Рюмон усмехнулся. Как и раньше, она за словом в карман не лезла.
– Не издевайся, прошу тебя. Я, к твоему сведению, уже давно не пил днем, как сегодня. Да к тому же я и выпил-то только два бокала – один шерри-брэнди, один вина. По сравнению с былыми временами и говорить не о чем.
– Это уже точно: тогда ты пил беспробудно, днем и ночью.
Рюмон промолчал.
Снова в груди ожило чувство горечи. Нет, она еще не забыла того, что случилось три года назад, но упрекать ее в этом Рюмон не мог.

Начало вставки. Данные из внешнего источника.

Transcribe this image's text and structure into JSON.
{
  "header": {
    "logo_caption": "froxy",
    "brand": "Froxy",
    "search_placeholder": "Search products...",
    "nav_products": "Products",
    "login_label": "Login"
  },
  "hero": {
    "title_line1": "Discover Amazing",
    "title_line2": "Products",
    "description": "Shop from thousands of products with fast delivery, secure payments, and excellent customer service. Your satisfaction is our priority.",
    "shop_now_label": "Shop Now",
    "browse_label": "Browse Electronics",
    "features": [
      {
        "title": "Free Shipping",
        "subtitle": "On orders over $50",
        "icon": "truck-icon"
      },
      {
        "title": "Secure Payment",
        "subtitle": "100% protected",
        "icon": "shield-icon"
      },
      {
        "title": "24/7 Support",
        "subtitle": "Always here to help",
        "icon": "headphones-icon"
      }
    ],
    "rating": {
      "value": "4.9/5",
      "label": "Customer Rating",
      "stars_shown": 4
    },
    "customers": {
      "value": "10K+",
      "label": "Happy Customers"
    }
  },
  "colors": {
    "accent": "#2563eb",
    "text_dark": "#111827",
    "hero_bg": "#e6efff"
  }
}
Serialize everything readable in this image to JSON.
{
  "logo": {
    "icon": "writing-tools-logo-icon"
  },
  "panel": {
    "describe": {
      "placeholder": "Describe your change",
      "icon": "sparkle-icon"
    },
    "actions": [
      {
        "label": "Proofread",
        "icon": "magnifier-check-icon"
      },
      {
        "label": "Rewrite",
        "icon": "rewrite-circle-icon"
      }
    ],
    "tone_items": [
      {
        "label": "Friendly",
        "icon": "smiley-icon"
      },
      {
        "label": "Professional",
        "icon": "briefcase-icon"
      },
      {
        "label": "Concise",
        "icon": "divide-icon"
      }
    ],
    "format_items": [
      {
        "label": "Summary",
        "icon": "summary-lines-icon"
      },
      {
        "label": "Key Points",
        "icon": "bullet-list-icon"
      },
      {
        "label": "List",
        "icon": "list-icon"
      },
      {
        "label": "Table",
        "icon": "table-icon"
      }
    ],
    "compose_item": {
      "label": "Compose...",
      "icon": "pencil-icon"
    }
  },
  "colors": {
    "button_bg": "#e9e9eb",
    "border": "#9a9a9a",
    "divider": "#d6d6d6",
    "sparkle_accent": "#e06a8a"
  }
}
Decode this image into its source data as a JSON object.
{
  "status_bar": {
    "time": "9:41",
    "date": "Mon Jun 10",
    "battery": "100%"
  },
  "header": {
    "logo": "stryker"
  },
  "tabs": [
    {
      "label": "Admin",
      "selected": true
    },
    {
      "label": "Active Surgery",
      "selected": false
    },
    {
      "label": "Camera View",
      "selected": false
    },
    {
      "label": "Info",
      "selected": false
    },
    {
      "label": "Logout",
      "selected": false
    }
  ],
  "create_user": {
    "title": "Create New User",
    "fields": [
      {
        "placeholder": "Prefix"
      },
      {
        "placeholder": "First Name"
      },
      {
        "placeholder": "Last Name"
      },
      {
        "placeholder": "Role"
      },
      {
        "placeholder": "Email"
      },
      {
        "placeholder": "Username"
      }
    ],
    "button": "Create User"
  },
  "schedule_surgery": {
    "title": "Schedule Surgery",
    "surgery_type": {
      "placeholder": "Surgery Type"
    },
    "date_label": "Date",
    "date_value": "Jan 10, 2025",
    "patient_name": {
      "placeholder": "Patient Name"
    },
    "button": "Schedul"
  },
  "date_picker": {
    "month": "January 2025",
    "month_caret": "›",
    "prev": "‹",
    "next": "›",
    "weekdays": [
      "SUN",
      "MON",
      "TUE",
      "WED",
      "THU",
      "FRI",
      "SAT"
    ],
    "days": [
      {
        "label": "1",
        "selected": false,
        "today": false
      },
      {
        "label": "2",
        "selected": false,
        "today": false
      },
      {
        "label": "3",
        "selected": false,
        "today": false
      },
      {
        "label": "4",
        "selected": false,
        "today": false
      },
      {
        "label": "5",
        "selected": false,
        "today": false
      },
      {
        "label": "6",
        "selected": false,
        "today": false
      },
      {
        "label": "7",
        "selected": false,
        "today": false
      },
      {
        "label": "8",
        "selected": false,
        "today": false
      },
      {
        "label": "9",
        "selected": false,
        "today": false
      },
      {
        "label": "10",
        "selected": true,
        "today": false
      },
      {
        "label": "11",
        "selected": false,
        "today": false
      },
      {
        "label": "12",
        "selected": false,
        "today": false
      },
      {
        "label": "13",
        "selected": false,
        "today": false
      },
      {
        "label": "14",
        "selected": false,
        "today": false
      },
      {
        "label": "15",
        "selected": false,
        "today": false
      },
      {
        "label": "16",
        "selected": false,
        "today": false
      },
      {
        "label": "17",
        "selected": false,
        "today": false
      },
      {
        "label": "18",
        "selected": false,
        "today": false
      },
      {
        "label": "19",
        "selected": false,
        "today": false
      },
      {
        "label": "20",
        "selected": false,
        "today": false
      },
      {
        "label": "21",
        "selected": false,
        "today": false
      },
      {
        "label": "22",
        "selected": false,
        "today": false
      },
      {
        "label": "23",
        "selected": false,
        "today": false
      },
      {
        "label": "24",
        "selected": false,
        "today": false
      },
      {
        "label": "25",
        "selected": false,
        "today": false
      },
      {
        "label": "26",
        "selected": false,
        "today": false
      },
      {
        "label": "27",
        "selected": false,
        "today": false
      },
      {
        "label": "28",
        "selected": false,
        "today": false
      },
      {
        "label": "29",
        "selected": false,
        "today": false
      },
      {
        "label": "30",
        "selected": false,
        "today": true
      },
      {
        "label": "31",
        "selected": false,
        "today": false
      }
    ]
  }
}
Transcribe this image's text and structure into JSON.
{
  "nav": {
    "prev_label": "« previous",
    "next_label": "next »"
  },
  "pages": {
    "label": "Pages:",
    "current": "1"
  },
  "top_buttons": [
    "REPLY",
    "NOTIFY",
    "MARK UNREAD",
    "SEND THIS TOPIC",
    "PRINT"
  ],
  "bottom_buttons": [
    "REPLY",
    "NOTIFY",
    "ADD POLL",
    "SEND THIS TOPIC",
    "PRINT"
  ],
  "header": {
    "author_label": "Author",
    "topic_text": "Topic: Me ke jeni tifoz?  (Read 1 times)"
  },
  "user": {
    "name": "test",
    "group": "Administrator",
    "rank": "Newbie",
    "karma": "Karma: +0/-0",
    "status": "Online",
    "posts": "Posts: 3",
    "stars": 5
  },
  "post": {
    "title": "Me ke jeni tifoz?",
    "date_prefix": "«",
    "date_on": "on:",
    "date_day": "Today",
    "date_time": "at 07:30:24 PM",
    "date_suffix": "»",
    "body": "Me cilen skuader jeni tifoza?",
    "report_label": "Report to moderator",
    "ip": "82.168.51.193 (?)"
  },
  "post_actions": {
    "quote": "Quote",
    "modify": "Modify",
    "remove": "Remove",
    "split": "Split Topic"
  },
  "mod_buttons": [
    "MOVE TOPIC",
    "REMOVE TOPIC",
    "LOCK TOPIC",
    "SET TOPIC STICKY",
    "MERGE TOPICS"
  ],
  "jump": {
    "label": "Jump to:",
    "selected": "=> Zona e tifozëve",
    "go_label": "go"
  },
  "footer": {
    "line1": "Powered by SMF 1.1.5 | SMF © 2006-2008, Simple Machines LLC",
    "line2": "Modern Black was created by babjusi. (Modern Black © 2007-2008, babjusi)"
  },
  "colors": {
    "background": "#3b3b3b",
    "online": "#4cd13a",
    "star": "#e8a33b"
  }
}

В то время ей было двадцать пять, и в ней было что-то ослепительное. Она была не только красавица, но и умница: ее голова работала быстрее, чем компьютер. В ней каким-то невероятным образом совмещались детская непосредственность, с которой она радовалась карусели, с остротой ума, позволявшего ей блестяще рассуждать о Гёльдерлине.[22]
То она была веселой, как солнышко над пляжем, то вдруг мрачнела, как ночное море. Контраст был так же силен, как между светом и тенью в Испании.